If GHG are the major cause of the recent warming, one would expect the warming to be greater at the higher latitudes. This is because the air is drier (water vapour is the biggest GHG) so gases like CO2 are of significantly greater importance.

Whereas, if the warming was caused by solar changes, the greatest warming trend should be at the lower latitudes (because these areas get more sunlight).

So what have the warming trends been like...

This site allows you to draw up your own map of warming trends and anomalies. To construct your own map, you will need to change the ocean from none to Hadyl/Reyn_v2, the map type to trends, and the time interval to 1880 - 2003.

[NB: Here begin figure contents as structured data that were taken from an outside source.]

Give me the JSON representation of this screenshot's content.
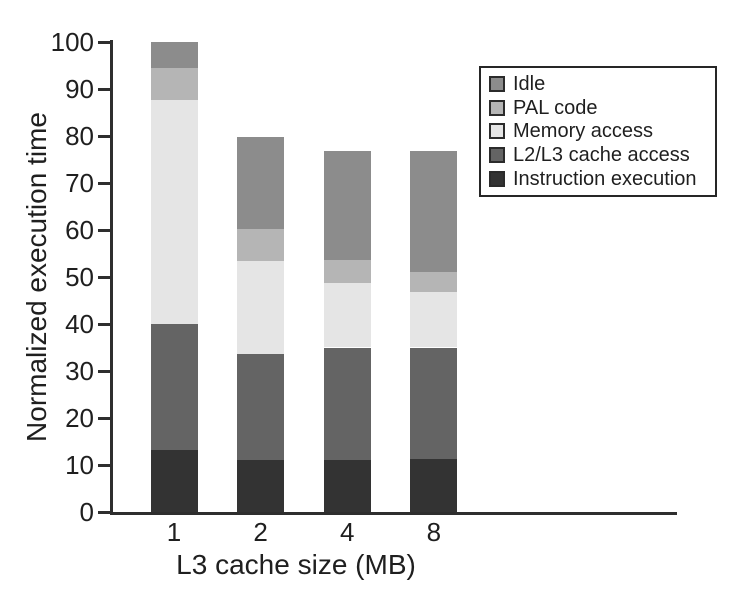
{
  "figure": {
    "background": "#ffffff",
    "text_color": "#1f1f1f",
    "axis_color": "#2e2e2e"
  },
  "chart_data": {
    "type": "bar",
    "stacked": true,
    "title": "",
    "xlabel": "L3 cache size (MB)",
    "ylabel": "Normalized execution time",
    "categories": [
      "1",
      "2",
      "4",
      "8"
    ],
    "series": [
      {
        "name": "Instruction execution",
        "color": "#333333",
        "values": [
          13.2,
          11.0,
          11.0,
          11.3
        ]
      },
      {
        "name": "L2/L3 cache access",
        "color": "#646464",
        "values": [
          26.8,
          22.7,
          24.0,
          23.7
        ]
      },
      {
        "name": "Memory access",
        "color": "#e5e5e5",
        "values": [
          47.7,
          19.8,
          13.7,
          11.8
        ]
      },
      {
        "name": "PAL code",
        "color": "#b5b5b5",
        "values": [
          6.7,
          6.7,
          4.9,
          4.3
        ]
      },
      {
        "name": "Idle",
        "color": "#8c8c8c",
        "values": [
          5.6,
          19.6,
          23.2,
          25.7
        ]
      }
    ],
    "bar_totals": [
      100,
      79.8,
      76.8,
      76.8
    ],
    "ylim": [
      0,
      100
    ],
    "yticks": [
      0,
      10,
      20,
      30,
      40,
      50,
      60,
      70,
      80,
      90,
      100
    ],
    "grid": false,
    "legend": {
      "position": "top-right",
      "entries": [
        "Idle",
        "PAL code",
        "Memory access",
        "L2/L3 cache access",
        "Instruction execution"
      ]
    }
  }
}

So what do we see... the areas of greatest warming are at the higher latitudes.

In reality, the worlds climate variability, is effected (at least at these time scales) by GHG, solar effects and aerosols, but this simple observation, does large amounts of damage to those who claim that the recent warming is mostly solar induced.


Source: Roger Coppock
| 5:24 PM
 
Quote of the Day

I am so outraged that Saddam Hussein took the profits of the dictatorship's oil wells. And to learn that he deposited the vast sums of money in foreign bank accounts. Well I never. What a bad man. In the light of this information about the character of this disreputable man, I will bite my tongue if I ever criticise Westerners again. Compared to him we are good. Until we are equally as bad as him, we are above reproach. I have finally understood this neocon concept of "moral equivalence".

-- William Burrough
| 4:18 PM
Sunday, April 13, 2003
 
Post War World

Now that the war in Iraq is starting to wind down, hopefully reconstruction efforts will start to gather pace soon. However it is interesting to look at other dictatorships and see how they respond to the recent events. The of the selling points of the war, was that it would encourage democracy in the Middle East. Hopefully, this will be so.

However, there are some discouraging signs. The other two members of the axis of evil have accelerated their nuclear programs. This can only be bad, but it makes sense. I bet Saddam wishes he had a couple of nukes. Other dictatorships, such as Cuba and Vietnam, appear to be tightening up on dissent. If this repression is to be a permeant thing, rather than a one off, this will be incredibly bad, as gradual evolution into a liberal state is the best hope for these countries.

However, like all things, only time will tell whether or not the war in Iraq was overall positive or negative for the people on this planet.